La marche !

J’aime la marche, depuis longtemps d’ailleurs. J’ai commencé à la pratiquer sérieusement en Europe, ça doit faire une quarantaine d’années de cela.

J’avais remarqué que les militaires européens avaient une forme physique nettement supérieure à la nôtre, pauvres canadiens. Je me suis rendu compte, à ce moment-là, que le secret de leur forme physique n’était rien d’autre que la marche en montagne. Les recrues, en particulier, marchaient en montagne un jour sur deux, avec arme et bagages.

C’était presque trop simple pour être vrai. Pas la peine de chercher de midi à quatorze heures pour trouver la méthode d’entraînement qui satisfasse l’endurance, la résistance et même la puissance physique, tout à la fois.

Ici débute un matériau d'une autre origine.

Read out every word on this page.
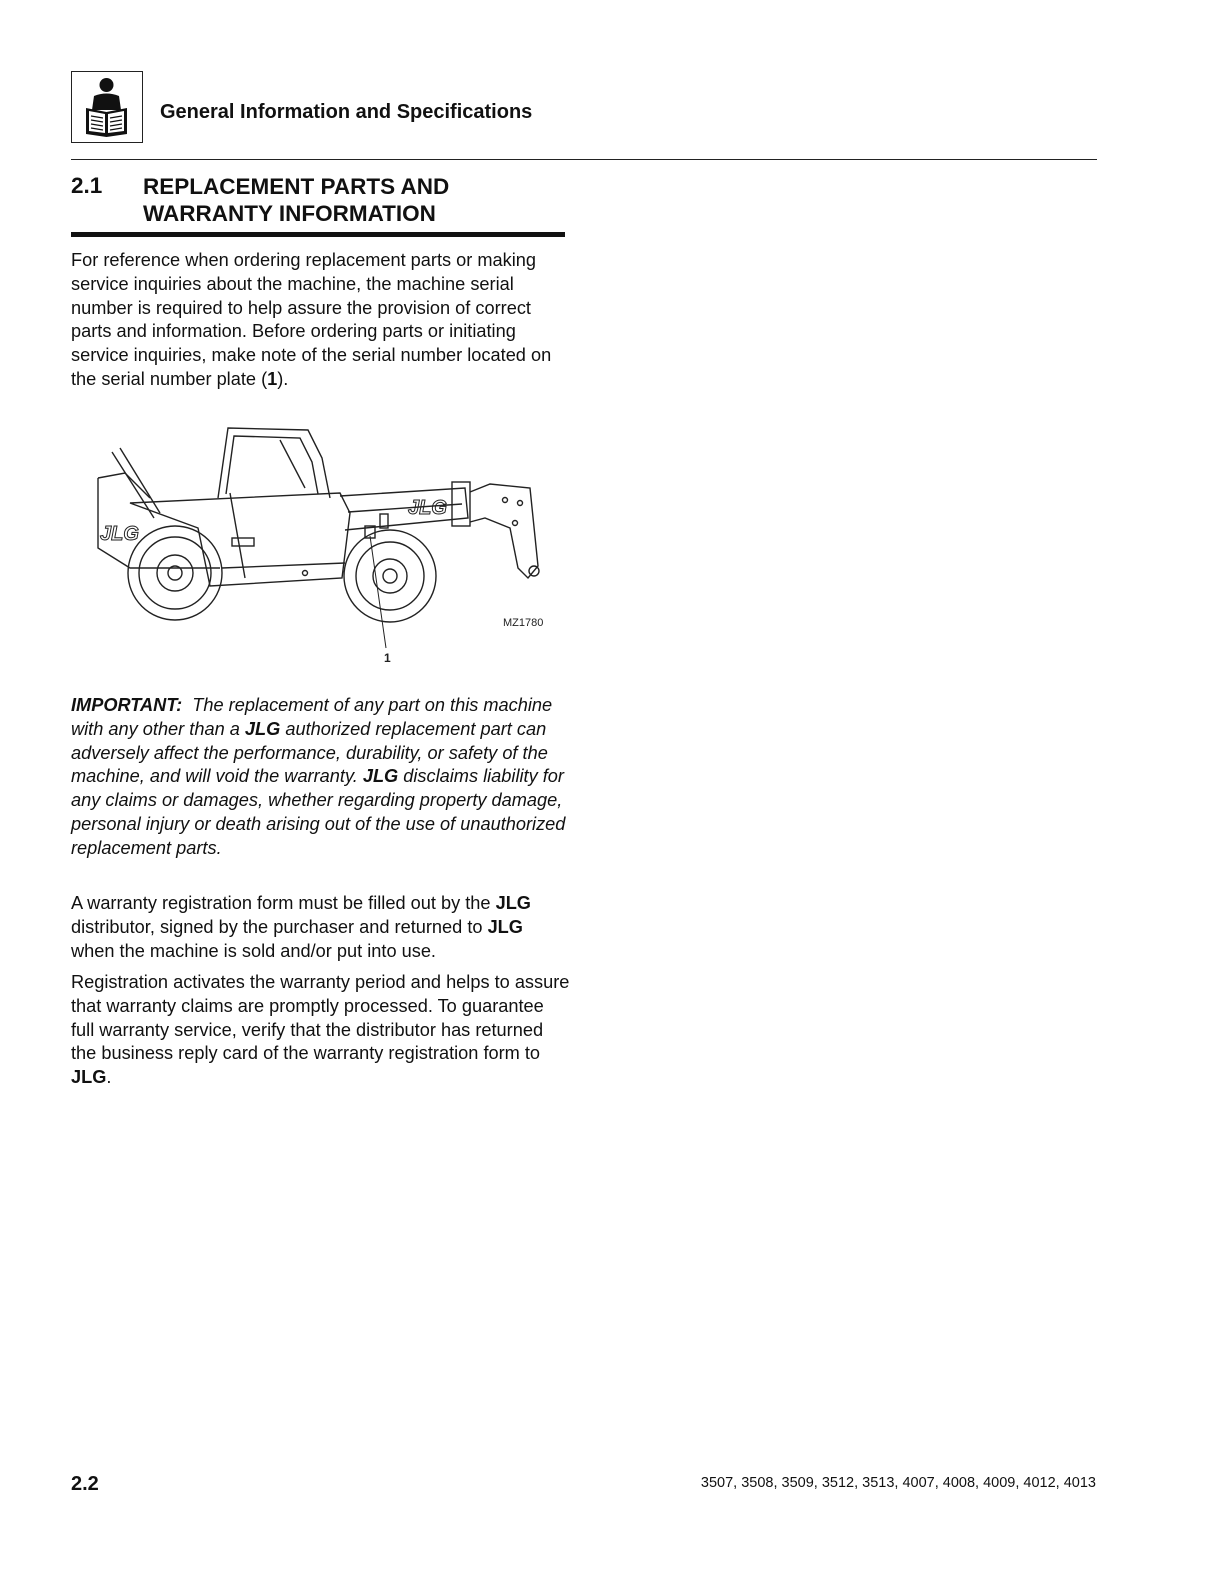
General Information and Specifications
2.1 REPLACEMENT PARTS AND
WARRANTY INFORMATION
For reference when ordering replacement parts or making service inquiries about the machine, the machine serial number is required to help assure the provision of correct parts and information. Before ordering parts or initiating service inquiries, make note of the serial number located on the serial number plate (1).
JLG
JLG
MZ1780
1
IMPORTANT: The replacement of any part on this machine with any other than a JLG authorized replacement part can adversely affect the performance, durability, or safety of the machine, and will void the warranty. JLG disclaims liability for any claims or damages, whether regarding property damage, personal injury or death arising out of the use of unauthorized replacement parts.
A warranty registration form must be filled out by the JLG distributor, signed by the purchaser and returned to JLG when the machine is sold and/or put into use.
Registration activates the warranty period and helps to assure that warranty claims are promptly processed. To guarantee full warranty service, verify that the distributor has returned the business reply card of the warranty registration form to JLG.
2.2	3507, 3508, 3509, 3512, 3513, 4007, 4008, 4009, 4012, 4013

Au diable donc les appareils et les machins compliqués, au diable les pompeuses théories scientifiques sur la meilleure méthode d’entraînement qui nous venaient du sud de la frontière canadienne. La marche, dans mon cas, devenait la base autour de laquelle les autres méthodes se juxtaposaient, et non l’inverse.

N’importe qui peut marcher. Un obèse avec lenteur. Un intellectuel aussi lentement qu’un obèse. Un maigrichon en recourbant le dos. Un maniaque au cul avec sa tête cachée sous un capuchon.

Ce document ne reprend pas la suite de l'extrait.